Сраженная горем, Аурелия стиснула в кулаке скомканную телеграмму. Не могла она сообщить ему эту ужасную, страшную весть. Надо было задушить ее в себе. А если бы она и сказала, он все равно не поверил бы, что Боби убит. На краю постели он даже видел место, где только что сидел мальчик, ощущал вес его невесомого тела, созерцал его образ… И она невольно протянула свою дрожащую руку… хотела ощупать это место… ощутить кончиками пальцев… притронуться к щеке… губам… закрытым глазам… к голове… Но голос Мейкера Томпсона оборвал все…

Выкатив глаза, ищуще вглядываясь в пространство, он хрипло закричал:

– Най-дите его!.. Най-дите!.. Най…

Аурелия инстинктивно оглянулась – в комнате никого. Она была одна, совсем одна, между отсутствующим трупом ее сына и коченевшим телом ее отца, его Зеленого Святейшества, отошедшего в иной мир.

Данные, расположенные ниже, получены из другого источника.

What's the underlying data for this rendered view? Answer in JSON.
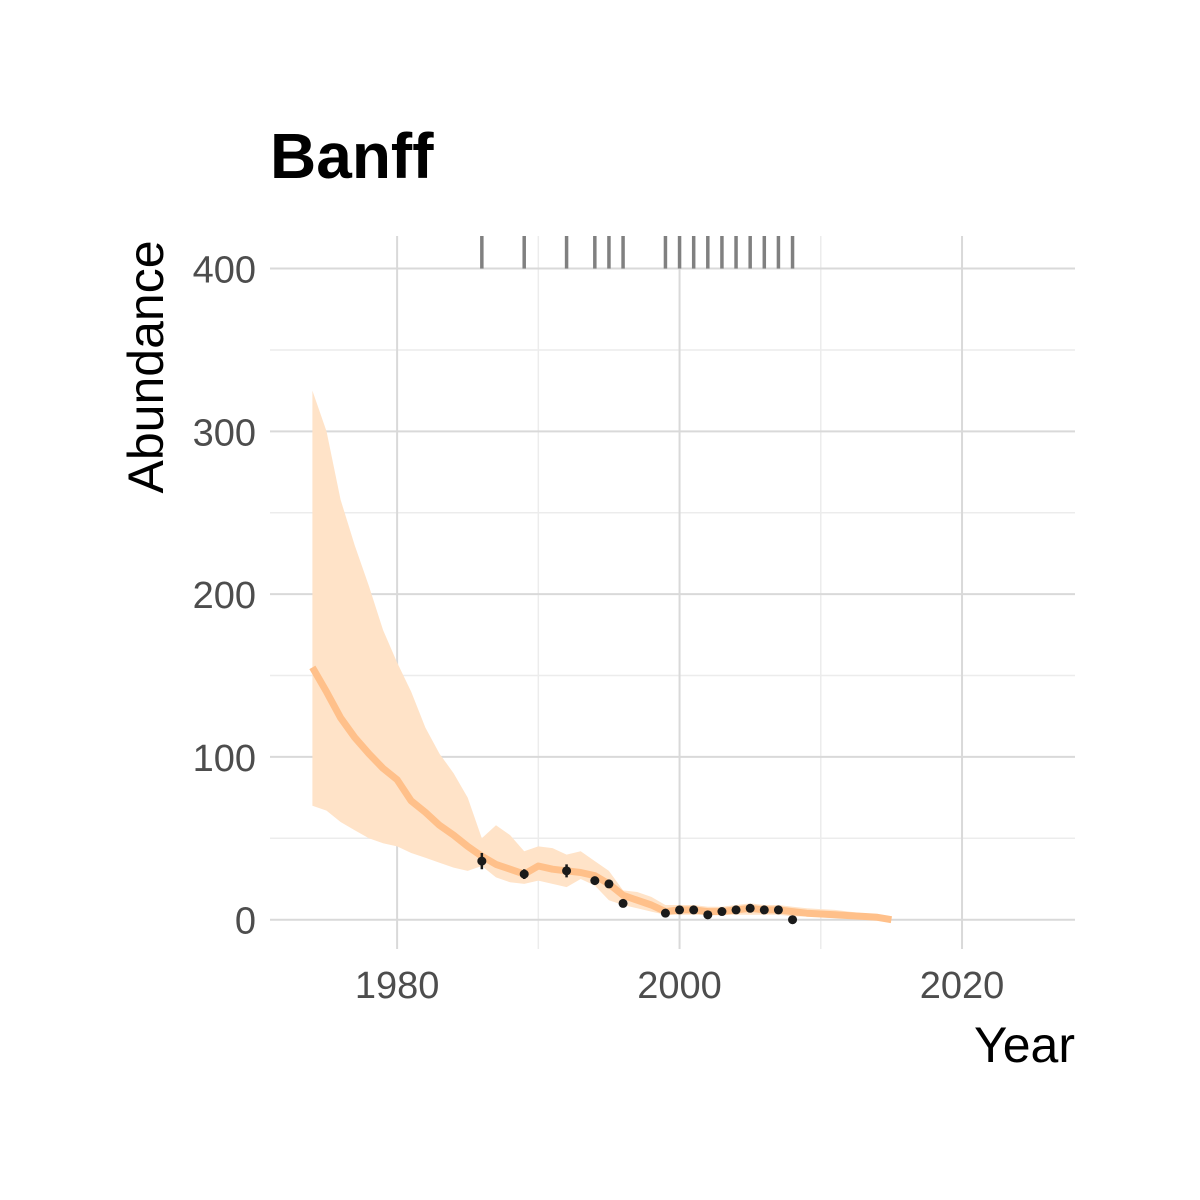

– У-у-у-ш-е-е-л! У-у-ш-е-е-е-л! У-у-ш-е-е-е-л!..

Пылающее солнце. Пальмовые сомбреро. Глиняные лица пересечены ручейками пота, будто плачут жидким стеклом. Люди словно выточены из мангровых корней, приземистые, кряжистые, – больше нервов, чем сухожилий, больше сухожилий, чем мяса.

– У-у-ш-е-е-е-л! У-у-ш-е-е-е-л! У-у-ш-е-е-е-л!..

То и дело взлетало это слово, заставляя жителей покидать свои дома, заставляя их как безумных прыгать и обниматься на улицах и площадях. Импровизированные бродячие оркестры соперничали меж собой, наигрывая маршевые мелодии. Отовсюду слышался перезвон маримб. Взрывались шутихи и ракеты – смельчаки, пешие и конные, стреляли в воздух из ракетниц; они протягивали руку, нацеливались в небо и стреляли, чтобы небесная голубизна стала свидетельницей их радости. Пьяные обнимались, свиваясь в живые клубки, – они видели в лице друг друга облик Свободы…

– Свободы, но либеральной, свободы – либералов! – ораторствовал какой-то человек; он никак не мог разогнуться от того, что перегрузился спиртным, а падавшие на глаза спутанные волосы мешали ему смотреть.

– Эх, дурачина ты… – отвечал ему приятель. – Эта свобода – свободомыслящих!

– Нет, сеньоры, – подошел к ним деревенский аптекарь, пытавшийся сохранить равновесие на непослушных ногах; вылезавшая из брюк рубашка его торчала сзади хвостом, шляпа надвинута набекрень, в руке он держал бутылку. – Сво-о-о-бо-о-д-да… – язык у него, казалось, прилипал к гортани, – …э-т-т-а… гли-це-рино-фос-фат-ная! [157]157
  157. Сво-о-о-бо-о-да… гли-це-рино-фос-фат-ная! – Глицеринофосфаты применяются при дистрофии, малокровии и истощении нервной системы.